Lacy met her in the hospital and there he loved her. Rhett Sempland met her in a hospital, also. Poor Sempland had been captured in an obscure skirmish late in 1861. Through some hitch in the matter he had been held prisoner in the North until the close of 1863, when he had been exchanged and, wretchedly ill, he had come back to Charleston, like Lacy, to die.
He had found no opportunity for distinction of any sort. There was no glory about his situation, but prison life and fretting had made him show what he had suffered. At the hospital, then, like Lacy, he too had fallen in love with Miss Fanny Glen.
By rights the hero—not of this story, perhaps, but the real hero—was much the handsomer of the two. It is always so in romances; and romances—good ones, that is—are the reflex of life. Such a combination of manly beauty with unshakable courage and reckless audacity was not often seen as Lacy exhibited. Sempland was homely. Lacy had French and Irish blood in him, and he showed it. Sempland was a mixture of sturdy Dutch and English stock.
Yet if women found Lacy charming they instinctively depended upon Sempland. There was something thoroughly attractive in Sempland, and Fanny Glen unconsciously fell under the spell of his strong personality. The lasting impression which the gayety and passionate abandon of Lacy could not make, Sempland had effected, and the girl was already powerfully under his influence—stubbornly resistant nevertheless.
She was fond of both men. She loved Lacy for the dangers he had passed, and Sempland because she could not help it; which marks the relative quality of her affections. Which one she loved the better until the moment at which the story opens she could not have told.
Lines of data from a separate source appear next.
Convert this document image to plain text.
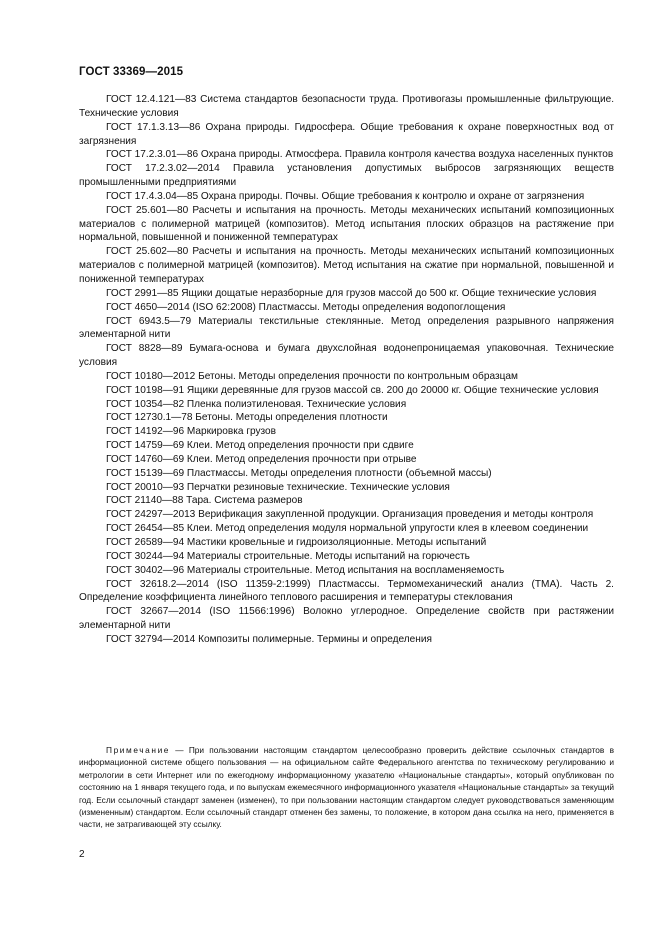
ГОСТ 33369—2015

ГОСТ 12.4.121—83 Система стандартов безопасности труда. Противогазы промышленные фильтрующие. Технические условия

ГОСТ 17.1.3.13—86 Охрана природы. Гидросфера. Общие требования к охране поверхностных вод от загрязнения

ГОСТ 17.2.3.01—86 Охрана природы. Атмосфера. Правила контроля качества воздуха населенных пунктов

ГОСТ 17.2.3.02—2014 Правила установления допустимых выбросов загрязняющих веществ промышленными предприятиями

ГОСТ 17.4.3.04—85 Охрана природы. Почвы. Общие требования к контролю и охране от загрязнения

ГОСТ 25.601—80 Расчеты и испытания на прочность. Методы механических испытаний композиционных материалов с полимерной матрицей (композитов). Метод испытания плоских образцов на растяжение при нормальной, повышенной и пониженной температурах

ГОСТ 25.602—80 Расчеты и испытания на прочность. Методы механических испытаний композиционных материалов с полимерной матрицей (композитов). Метод испытания на сжатие при нормальной, повышенной и пониженной температурах

ГОСТ 2991—85 Ящики дощатые неразборные для грузов массой до 500 кг. Общие технические условия

ГОСТ 4650—2014 (ISO 62:2008) Пластмассы. Методы определения водопоглощения

ГОСТ 6943.5—79 Материалы текстильные стеклянные. Метод определения разрывного напряжения элементарной нити

ГОСТ 8828—89 Бумага-основа и бумага двухслойная водонепроницаемая упаковочная. Технические условия

ГОСТ 10180—2012 Бетоны. Методы определения прочности по контрольным образцам

ГОСТ 10198—91 Ящики деревянные для грузов массой св. 200 до 20000 кг. Общие технические условия

ГОСТ 10354—82 Пленка полиэтиленовая. Технические условия

ГОСТ 12730.1—78 Бетоны. Методы определения плотности

ГОСТ 14192—96 Маркировка грузов

ГОСТ 14759—69 Клеи. Метод определения прочности при сдвиге

ГОСТ 14760—69 Клеи. Метод определения прочности при отрыве

ГОСТ 15139—69 Пластмассы. Методы определения плотности (объемной массы)

ГОСТ 20010—93 Перчатки резиновые технические. Технические условия

ГОСТ 21140—88 Тара. Система размеров

ГОСТ 24297—2013 Верификация закупленной продукции. Организация проведения и методы контроля

ГОСТ 26454—85 Клеи. Метод определения модуля нормальной упругости клея в клеевом соединении

ГОСТ 26589—94 Мастики кровельные и гидроизоляционные. Методы испытаний

ГОСТ 30244—94 Материалы строительные. Методы испытаний на горючесть

ГОСТ 30402—96 Материалы строительные. Метод испытания на воспламеняемость

ГОСТ 32618.2—2014 (ISO 11359-2:1999) Пластмассы. Термомеханический анализ (ТМА). Часть 2. Определение коэффициента линейного теплового расширения и температуры стеклования

ГОСТ 32667—2014 (ISO 11566:1996) Волокно углеродное. Определение свойств при растяжении элементарной нити

ГОСТ 32794—2014 Композиты полимерные. Термины и определения

Примечание — При пользовании настоящим стандартом целесообразно проверить действие ссылочных стандартов в информационной системе общего пользования — на официальном сайте Федерального агентства по техническому регулированию и метрологии в сети Интернет или по ежегодному информационному указателю «Национальные стандарты», который опубликован по состоянию на 1 января текущего года, и по выпускам ежемесячного информационного указателя «Национальные стандарты» за текущий год. Если ссылочный стандарт заменен (изменен), то при пользовании настоящим стандартом следует руководствоваться заменяющим (измененным) стандартом. Если ссылочный стандарт отменен без замены, то положение, в котором дана ссылка на него, применяется в части, не затрагивающей эту ссылку.

2
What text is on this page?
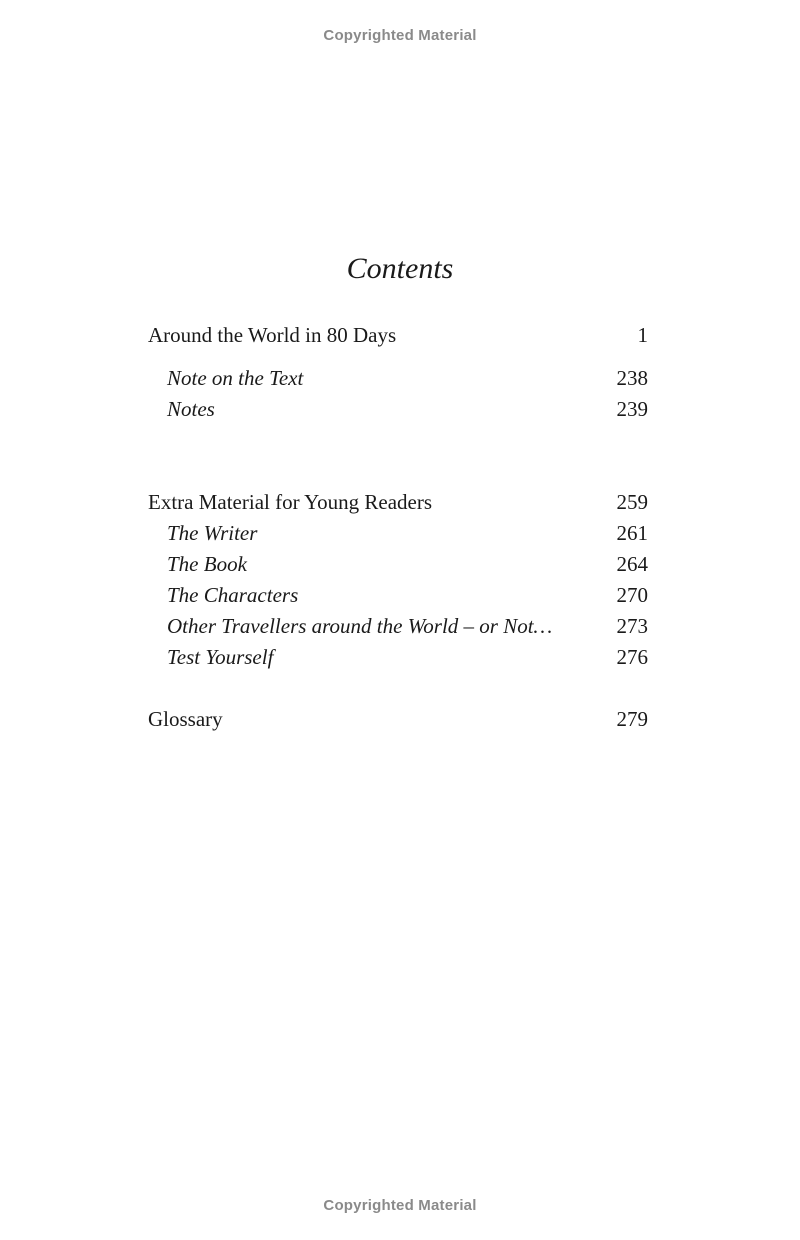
Copyrighted Material
Contents
Around the World in 80 Days	1
Note on the Text	238
Notes	239
Extra Material for Young Readers	259
The Writer	261
The Book	264
The Characters	270
Other Travellers around the World – or Not…	273
Test Yourself	276
Glossary	279
Copyrighted Material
Nobody knew anything about Fanny Glen. At least there were only two facts concerning her in possession of the general public. These, however, were sufficient. One was that she was good. The men in the hospital called her an angel. The other was that she was beautiful. The women of the city could not exactly see why the men thought so, which was confirmation strong as proofs of Holy Writ!
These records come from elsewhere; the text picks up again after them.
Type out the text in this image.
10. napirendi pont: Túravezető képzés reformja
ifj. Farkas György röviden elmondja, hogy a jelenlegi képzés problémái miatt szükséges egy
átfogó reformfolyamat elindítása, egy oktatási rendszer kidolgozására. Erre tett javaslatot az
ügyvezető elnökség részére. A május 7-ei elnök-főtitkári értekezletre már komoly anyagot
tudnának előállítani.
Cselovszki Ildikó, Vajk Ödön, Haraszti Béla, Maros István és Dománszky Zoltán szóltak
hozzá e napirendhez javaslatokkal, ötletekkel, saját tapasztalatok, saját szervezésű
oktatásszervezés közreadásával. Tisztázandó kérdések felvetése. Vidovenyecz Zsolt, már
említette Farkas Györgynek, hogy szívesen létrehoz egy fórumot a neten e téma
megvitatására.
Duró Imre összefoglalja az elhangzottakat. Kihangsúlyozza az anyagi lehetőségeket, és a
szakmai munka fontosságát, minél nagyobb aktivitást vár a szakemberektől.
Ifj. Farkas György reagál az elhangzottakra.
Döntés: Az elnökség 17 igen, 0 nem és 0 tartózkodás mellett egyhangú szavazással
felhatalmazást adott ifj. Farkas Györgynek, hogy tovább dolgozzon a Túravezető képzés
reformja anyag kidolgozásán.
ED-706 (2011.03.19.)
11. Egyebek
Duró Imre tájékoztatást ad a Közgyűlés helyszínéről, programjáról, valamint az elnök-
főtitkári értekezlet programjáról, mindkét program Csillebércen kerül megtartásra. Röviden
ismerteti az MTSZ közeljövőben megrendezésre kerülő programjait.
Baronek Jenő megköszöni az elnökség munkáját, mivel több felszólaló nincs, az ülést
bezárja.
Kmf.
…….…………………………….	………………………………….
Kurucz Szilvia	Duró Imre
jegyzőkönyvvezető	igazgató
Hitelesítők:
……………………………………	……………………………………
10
She had come to Charleston at the outbreak of the war accompanied by an elderly woman of unexceptional manner and appearance who called herself Miss Lucy Glen, and described herself as Miss Fanny Glen's aunt. They had taken a house in the fashionable quarter of the city—they were not poor at any rate—and had installed themselves therein with their slaves.
They made no attempt to enter into the social life of the town and only became prominent when Charleston began to feel acutely the hardships of the war which it had done more to promote than any other place in the land.
Then Fanny Glen showed her quality. A vast hospital was established, and the young women of the city volunteered their services.
The corps of nurses was in a state of constant fluxion. Individuals came and went. Some of them married patients, some of them died with them, but Fanny Glen neither married nor died—she abided!